Но сумею ли я передать эту повесть моим читателям (если они будут) так, как мне пересказала ее одна здешняя дама. Живши на даче своей у берега Мертвовода, речки, лениво тянущейся через В-н и без шума впадающей в Буг, она, моя повествовательница, сама слышала эту историйку из первых уст, что и придавало ей возможное вероятие.
Знакомке моей было уже лет за сорок. Черты лица ее, пленявшие смолоду красотою, сохранили еще убедительность. Она вовсе не знала искусства украшать свой разговор; говорила просто, увлекательно; повторения ее были не скучны; описание мелочей подробно и занимательно; чудесное у нее точно было чудесное и увлекало в мир очарованный. Жаль, что я не могу передать ее рассказа, как сам от нее слышал.

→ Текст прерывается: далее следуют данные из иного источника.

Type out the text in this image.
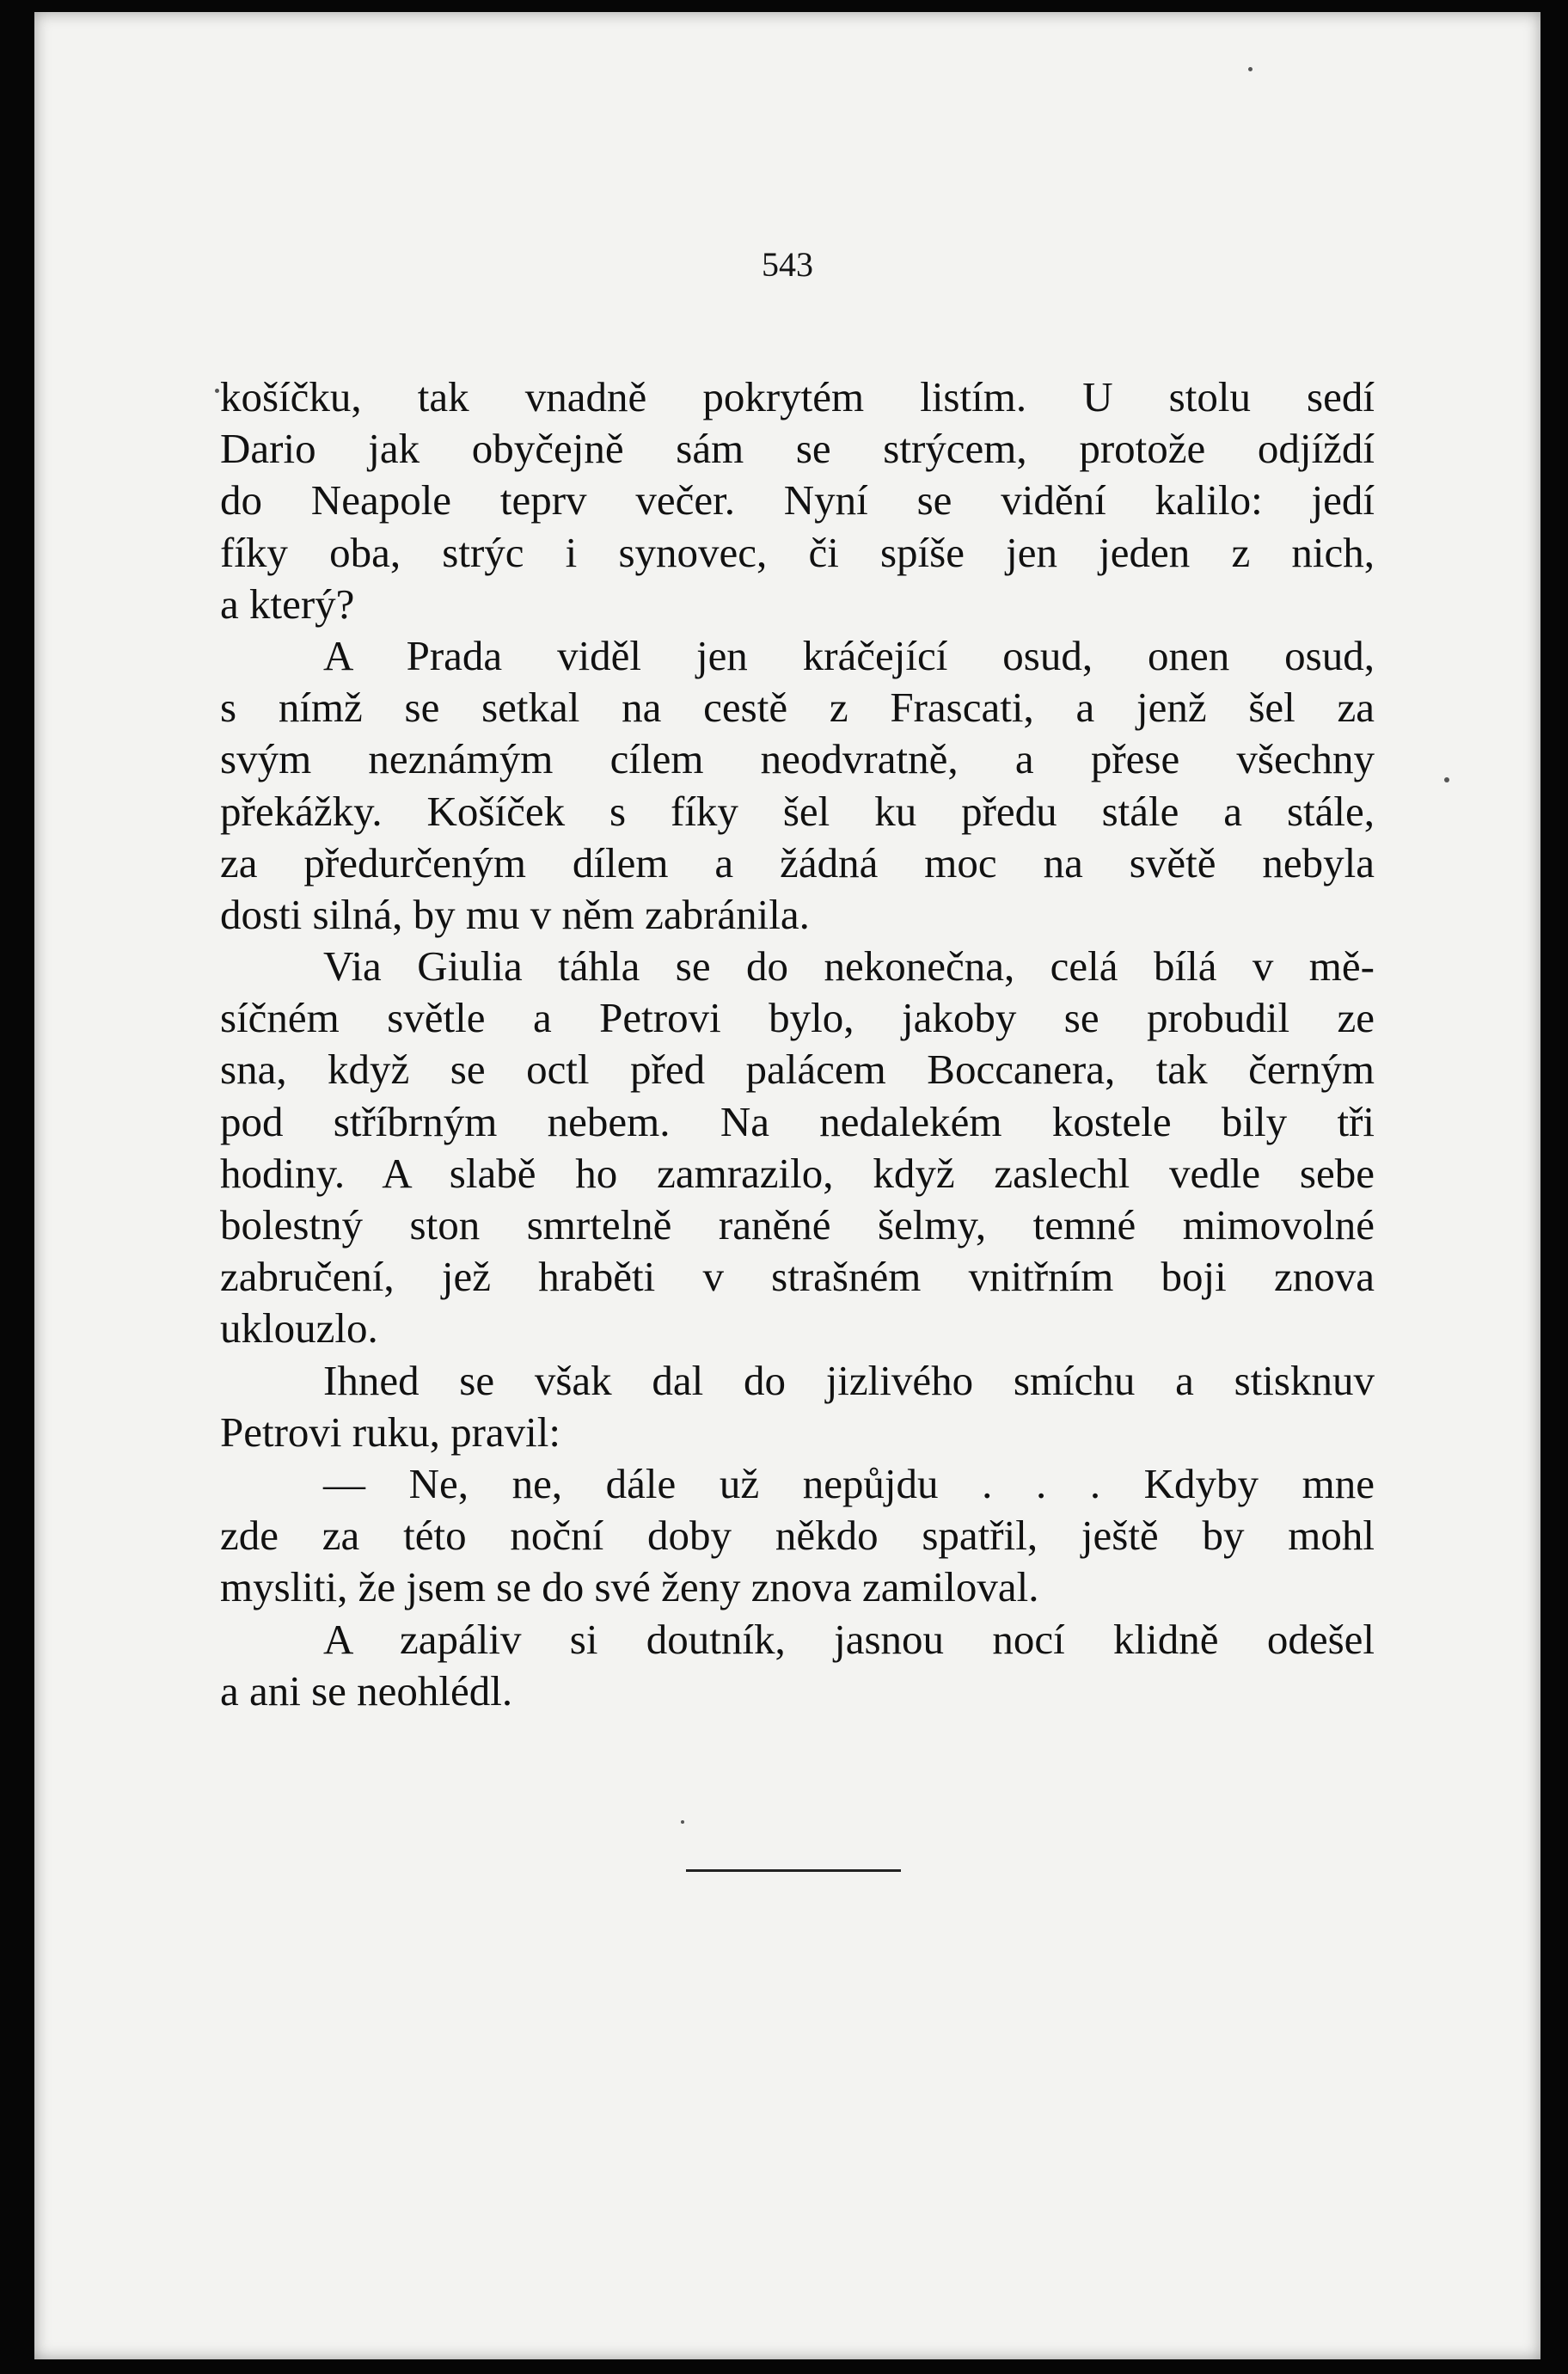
543

košíčku, tak vnadně pokrytém listím. U stolu sedí
Dario jak obyčejně sám se strýcem, protože odjíždí
do Neapole teprv večer. Nyní se vidění kalilo: jedí
fíky oba, strýc i synovec, či spíše jen jeden z nich,
a který?
A Prada viděl jen kráčející osud, onen osud,
s nímž se setkal na cestě z Frascati, a jenž šel za
svým neznámým cílem neodvratně, a přese všechny
překážky. Košíček s fíky šel ku předu stále a stále,
za předurčeným dílem a žádná moc na světě nebyla
dosti silná, by mu v něm zabránila.
Via Giulia táhla se do nekonečna, celá bílá v mě-
síčném světle a Petrovi bylo, jakoby se probudil ze
sna, když se octl před palácem Boccanera, tak černým
pod stříbrným nebem. Na nedalekém kostele bily tři
hodiny. A slabě ho zamrazilo, když zaslechl vedle sebe
bolestný ston smrtelně raněné šelmy, temné mimovolné
zabručení, jež hraběti v strašném vnitřním boji znova
uklouzlo.
Ihned se však dal do jizlivého smíchu a stisknuv
Petrovi ruku, pravil:
— Ne, ne, dále už nepůjdu . . . Kdyby mne
zde za této noční doby někdo spatřil, ještě by mohl
mysliti, že jsem se do své ženy znova zamiloval.
A zapáliv si doutník, jasnou nocí klidně odešel
a ani se neohlédl.
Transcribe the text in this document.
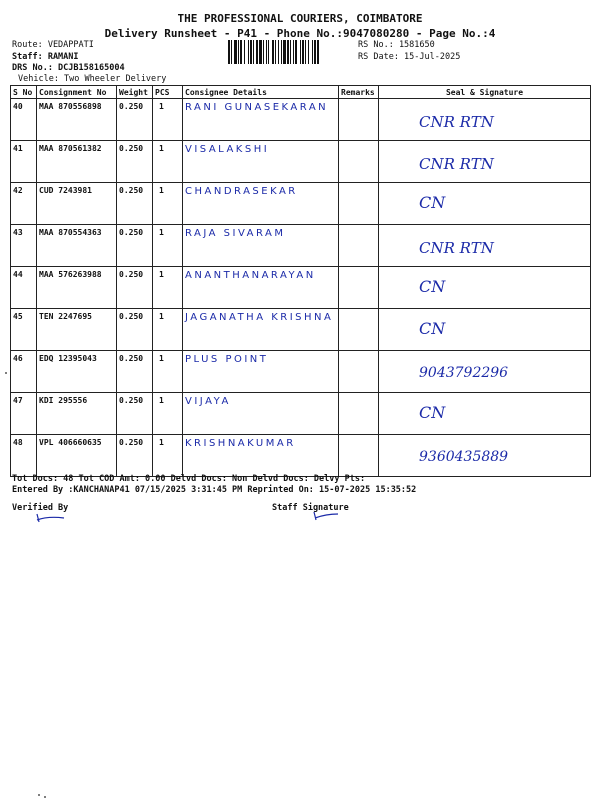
THE PROFESSIONAL COURIERS, COIMBATORE
Delivery Runsheet - P41 - Phone No.:9047080280 - Page No.:4
Route: VEDAPPATI
Staff: RAMANI
DRS No.: DCJB158165004
Vehicle: Two Wheeler Delivery
RS No.: 1581650
RS Date: 15-Jul-2025
S No	Consignment No	Weight	PCS	Consignee Details	Remarks	Seal & Signature
40	MAA 870556898	0.250	1	RANI GUNASEKARAN		CNR RTN

41	MAA 870561382	0.250	1	VISALAKSHI		CNR RTN

42	CUD 7243981	0.250	1	CHANDRASEKAR		CN

43	MAA 870554363	0.250	1	RAJA SIVARAM		CNR RTN

44	MAA 576263988	0.250	1	ANANTHANARAYAN		CN

45	TEN 2247695	0.250	1	JAGANATHA KRISHNA		CN

46	EDQ 12395043	0.250	1	PLUS POINT		9043792296

47	KDI 295556	0.250	1	VIJAYA		CN

48	VPL 406660635	0.250	1	KRISHNAKUMAR		9360435889
Tot Docs: 48 Tot COD Amt: 0.00 Delvd Docs: Non Delvd Docs: Delvy Pts:
Entered By :KANCHANAP41 07/15/2025 3:31:45 PM Reprinted On: 15-07-2025 15:35:52
Verified By	Staff Signature
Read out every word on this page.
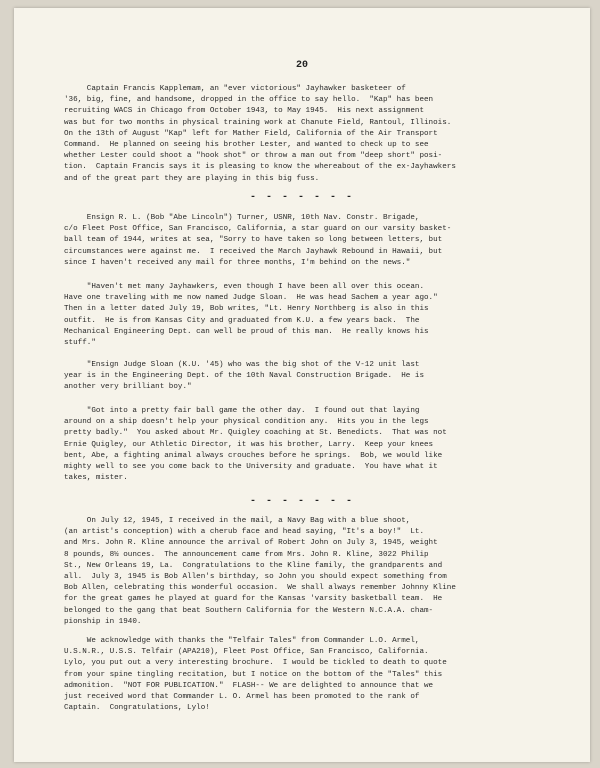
20
Captain Francis Kapplemam, an "ever victorious" Jayhawker basketeer of
'36, big, fine, and handsome, dropped in the office to say hello.  "Kap" has been
recruiting WACS in Chicago from October 1943, to May 1945.  His next assignment
was but for two months in physical training work at Chanute Field, Rantoul, Illinois.
On the 13th of August "Kap" left for Mather Field, California of the Air Transport
Command.  He planned on seeing his brother Lester, and wanted to check up to see
whether Lester could shoot a "hook shot" or throw a man out from "deep short" posi-
tion.  Captain Francis says it is pleasing to know the whereabout of the ex-Jayhawkers
and of the great part they are playing in this big fuss.
- - - - - - -
Ensign R. L. (Bob "Abe Lincoln") Turner, USNR, 10th Nav. Constr. Brigade,
c/o Fleet Post Office, San Francisco, California, a star guard on our varsity basket-
ball team of 1944, writes at sea, "Sorry to have taken so long between letters, but
circumstances were against me.  I received the March Jayhawk Rebound in Hawaii, but
since I haven't received any mail for three months, I'm behind on the news."
"Haven't met many Jayhawkers, even though I have been all over this ocean.
Have one traveling with me now named Judge Sloan.  He was head Sachem a year ago."
Then in a letter dated July 19, Bob writes, "Lt. Henry Northberg is also in this
outfit.  He is from Kansas City and graduated from K.U. a few years back.  The
Mechanical Engineering Dept. can well be proud of this man.  He really knows his
stuff."
"Ensign Judge Sloan (K.U. '45) who was the big shot of the V-12 unit last
year is in the Engineering Dept. of the 10th Naval Construction Brigade.  He is
another very brilliant boy."
"Got into a pretty fair ball game the other day.  I found out that laying
around on a ship doesn't help your physical condition any.  Hits you in the legs
pretty badly."  You asked about Mr. Quigley coaching at St. Benedicts.  That was not
Ernie Quigley, our Athletic Director, it was his brother, Larry.  Keep your knees
bent, Abe, a fighting animal always crouches before he springs.  Bob, we would like
mighty well to see you come back to the University and graduate.  You have what it
takes, mister.
- - - - - - -
On July 12, 1945, I received in the mail, a Navy Bag with a blue shoot,
(an artist's conception) with a cherub face and head saying, "It's a boy!"  Lt.
and Mrs. John R. Kline announce the arrival of Robert John on July 3, 1945, weight
8 pounds, 8½ ounces.  The announcement came from Mrs. John R. Kline, 3022 Philip
St., New Orleans 19, La.  Congratulations to the Kline family, the grandparents and
all.  July 3, 1945 is Bob Allen's birthday, so John you should expect something from
Bob Allen, celebrating this wonderful occasion.  We shall always remember Johnny Kline
for the great games he played at guard for the Kansas 'varsity basketball team.  He
belonged to the gang that beat Southern California for the Western N.C.A.A. cham-
pionship in 1940.
We acknowledge with thanks the "Telfair Tales" from Commander L.O. Armel,
U.S.N.R., U.S.S. Telfair (APA210), Fleet Post Office, San Francisco, California.
Lylo, you put out a very interesting brochure.  I would be tickled to death to quote
from your spine tingling recitation, but I notice on the bottom of the "Tales" this
admonition.  "NOT FOR PUBLICATION."  FLASH-- We are delighted to announce that we
just received word that Commander L. O. Armel has been promoted to the rank of
Captain.  Congratulations, Lylo!
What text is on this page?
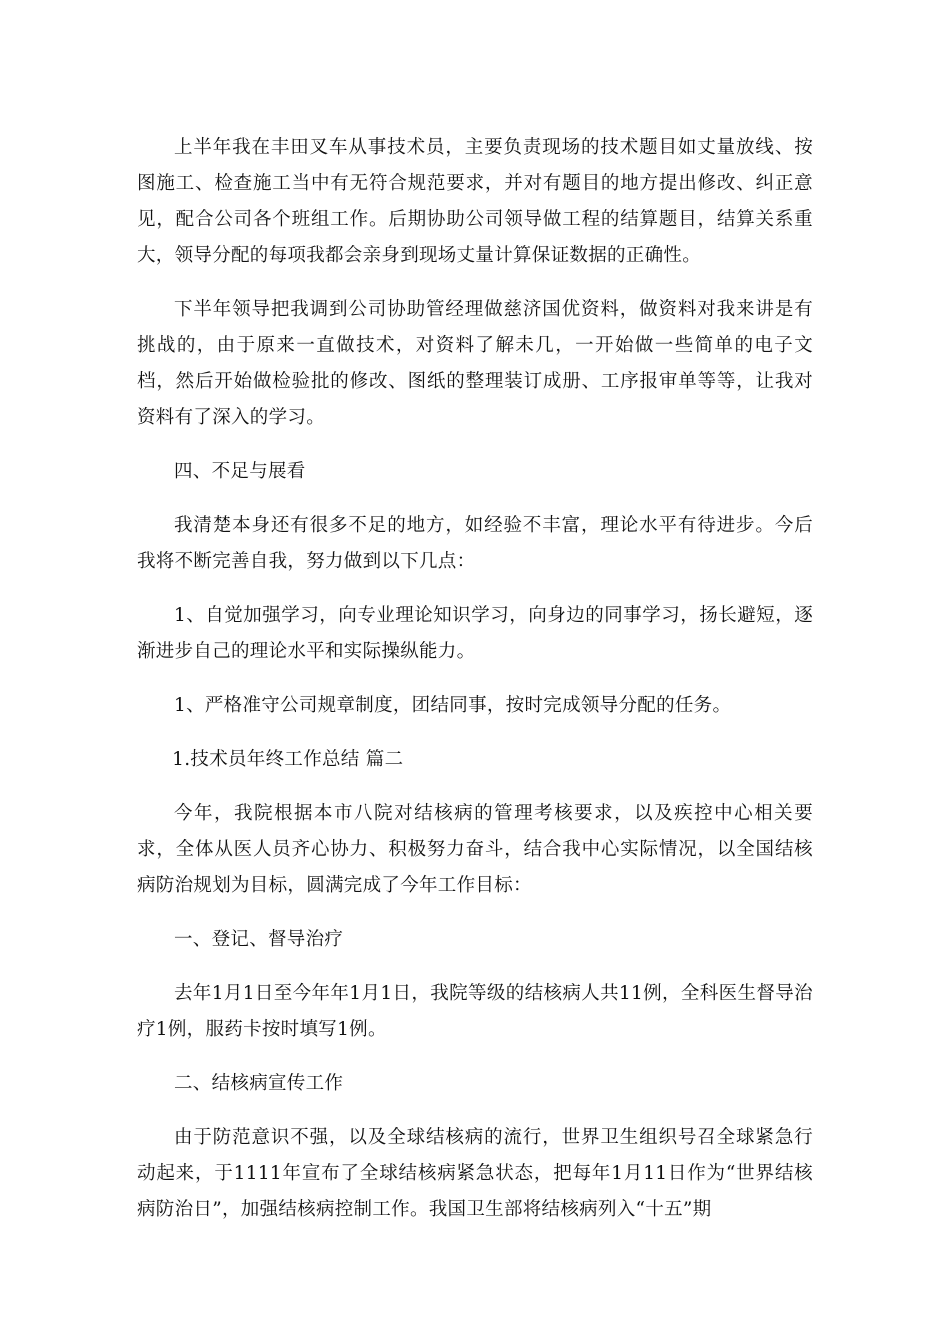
上半年我在丰田叉车从事技术员，主要负责现场的技术题目如丈量放线、按图施工、检查施工当中有无符合规范要求，并对有题目的地方提出修改、纠正意见，配合公司各个班组工作。后期协助公司领导做工程的结算题目，结算关系重大，领导分配的每项我都会亲身到现场丈量计算保证数据的正确性。

下半年领导把我调到公司协助管经理做慈济国优资料，做资料对我来讲是有挑战的，由于原来一直做技术，对资料了解未几，一开始做一些简单的电子文档，然后开始做检验批的修改、图纸的整理装订成册、工序报审单等等，让我对资料有了深入的学习。

四、不足与展看

我清楚本身还有很多不足的地方，如经验不丰富，理论水平有待进步。今后我将不断完善自我，努力做到以下几点：

1、自觉加强学习，向专业理论知识学习，向身边的同事学习，扬长避短，逐渐进步自己的理论水平和实际操纵能力。

1、严格准守公司规章制度，团结同事，按时完成领导分配的任务。

1.技术员年终工作总结 篇二

今年，我院根据本市八院对结核病的管理考核要求，以及疾控中心相关要求，全体从医人员齐心协力、积极努力奋斗，结合我中心实际情况，以全国结核病防治规划为目标，圆满完成了今年工作目标：

一、登记、督导治疗

去年1月1日至今年年1月1日，我院等级的结核病人共11例，全科医生督导治疗1例，服药卡按时填写1例。

二、结核病宣传工作

由于防范意识不强，以及全球结核病的流行，世界卫生组织号召全球紧急行动起来，于1111年宣布了全球结核病紧急状态，把每年1月11日作为“世界结核病防治日”，加强结核病控制工作。我国卫生部将结核病列入“十五”期
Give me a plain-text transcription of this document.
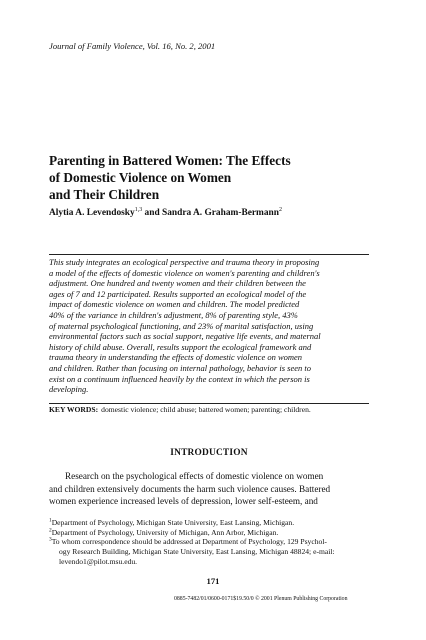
Journal of Family Violence, Vol. 16, No. 2, 2001
Parenting in Battered Women: The Effects
of Domestic Violence on Women
and Their Children
Alytia A. Levendosky$^{1,3}$ and Sandra A. Graham-Bermann$^2$
This study integrates an ecological perspective and trauma theory in proposing
a model of the effects of domestic violence on women's parenting and children's
adjustment. One hundred and twenty women and their children between the
ages of 7 and 12 participated. Results supported an ecological model of the
impact of domestic violence on women and children. The model predicted
40% of the variance in children's adjustment, 8% of parenting style, 43%
of maternal psychological functioning, and 23% of marital satisfaction, using
environmental factors such as social support, negative life events, and maternal
history of child abuse. Overall, results support the ecological framework and
trauma theory in understanding the effects of domestic violence on women
and children. Rather than focusing on internal pathology, behavior is seen to
exist on a continuum influenced heavily by the context in which the person is
developing.
KEY WORDS: domestic violence; child abuse; battered women; parenting; children.
INTRODUCTION
Research on the psychological effects of domestic violence on women
and children extensively documents the harm such violence causes. Battered
women experience increased levels of depression, lower self-esteem, and
$^1$Department of Psychology, Michigan State University, East Lansing, Michigan.
$^2$Department of Psychology, University of Michigan, Ann Arbor, Michigan.
$^3$To whom correspondence should be addressed at Department of Psychology, 129 Psychol-
ogy Research Building, Michigan State University, East Lansing, Michigan 48824; e-mail:
levendo1@pilot.msu.edu.
171
0885-7482/01/0600-0171$19.50/0 © 2001 Plenum Publishing Corporation
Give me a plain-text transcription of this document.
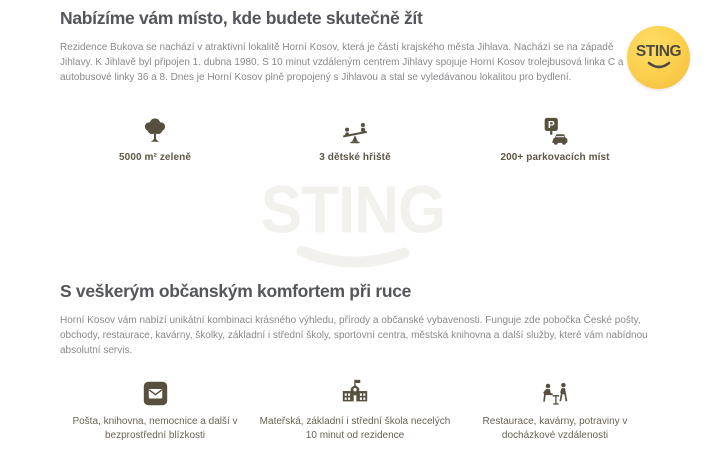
Nabízíme vám místo, kde budete skutečně žít

Rezidence Bukova se nachází v atraktivní lokalitě Horní Kosov, která je částí krajského města Jihlava. Nachází se na západě Jihlavy. K Jihlavě byl připojen 1. dubna 1980. S 10 minut vzdáleným centrem Jihlavy spojuje Horní Kosov trolejbusová linka C a autobusové linky 36 a 8. Dnes je Horní Kosov plně propojený s Jihlavou a stal se vyledávanou lokalitou pro bydlení.

STING
5000 m² zeleně	3 dětské hřiště
P
200+ parkovacích míst
STING
S veškerým občanským komfortem při ruce

Horní Kosov vám nabízí unikátní kombinaci krásného výhledu, přírody a občanské vybavenosti. Funguje zde pobočka České pošty, obchody, restaurace, kavárny, školky, základní i střední školy, sportovní centra, městská knihovna a další služby, které vám nabídnou absolutní servis.

Pošta, knihovna, nemocnice a další v bezprostřední blízkosti
Mateřská, základní i střední škola necelých 10 minut od rezidence
Restaurace, kavárny, potraviny v docházkové vzdálenosti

Офицер встал с телеги; ветер хлопал длинным воротником серой его шинели, подпоясанной старым шарфом. Остановись у дверей и подпираясь саблей, он отдал приказ денщику: припрятать где-нибудь лошадей, хорошенько присмотреть, да без спроса не поить. Что-то непонятное для него удерживало его на пороге корчмы. В сенях хотел он повернуть направо, но нашел дверь запертою и так вошел туда, где слышался шум, налево в дверь. Между тем, ливень уже нахлынул. Куры, собравшись в кучку, жались у изломанной телеги, под стенку брошенной; воробьи прятались в стрехе. Хозяин, Русский, принял нашего приезжего весьма ласково, уверяя, что все чумаки[6] пойдут спать к возам, а в хате останется только он, да жена, да детишки, да так еще человек пяток, — не больше.
При входе офицера те из приезжих, которые были поучтивее, скинули шапки, другие же, не допив рюмок и закурив люльки, т. е. трубки, вышли вон.
Запачканные дети сидели на высокой печи, держа в руке по кочну кукурузы и, разговаривая между собой шепотом, указывали пальцами на новоприезжего, каких, видно, редко доставалось им видеть. Два жида, застигнутые здесь субботой, кланялись со всех сторон; но улан, привыкши в Польше ко всем жидовским вежливостям, нисколько не обращал на них внимания.
Офицер, занявши первое место за длинным сосновым столом, предчувствовал всю неприятность ночлега; на дворе ж, осенью, не под крышей, спать было неловко. Перед ним лежала пара его пистолетов и пенковая трубка с витым чубуком. Между тем, от тучи, налегшей как тоска, становилось в избе душно. Оглядывая от нечего делать свою квартиру, он заметил в углу, на полке, две фаянсовые чашки с большими, черной краскою напачканными розами и приклеенными сургучом ушками, и чайник с отбитым до половины носком.
— Хозяин! — закричал офицер, — уж не пьешь ли ты когда чаю, что эта у тебя за сбруя?
— Как же, батюшка, ваше благородие или ваше высокоблагородие, мы держим все эдаковское про вашу честь, да беда что…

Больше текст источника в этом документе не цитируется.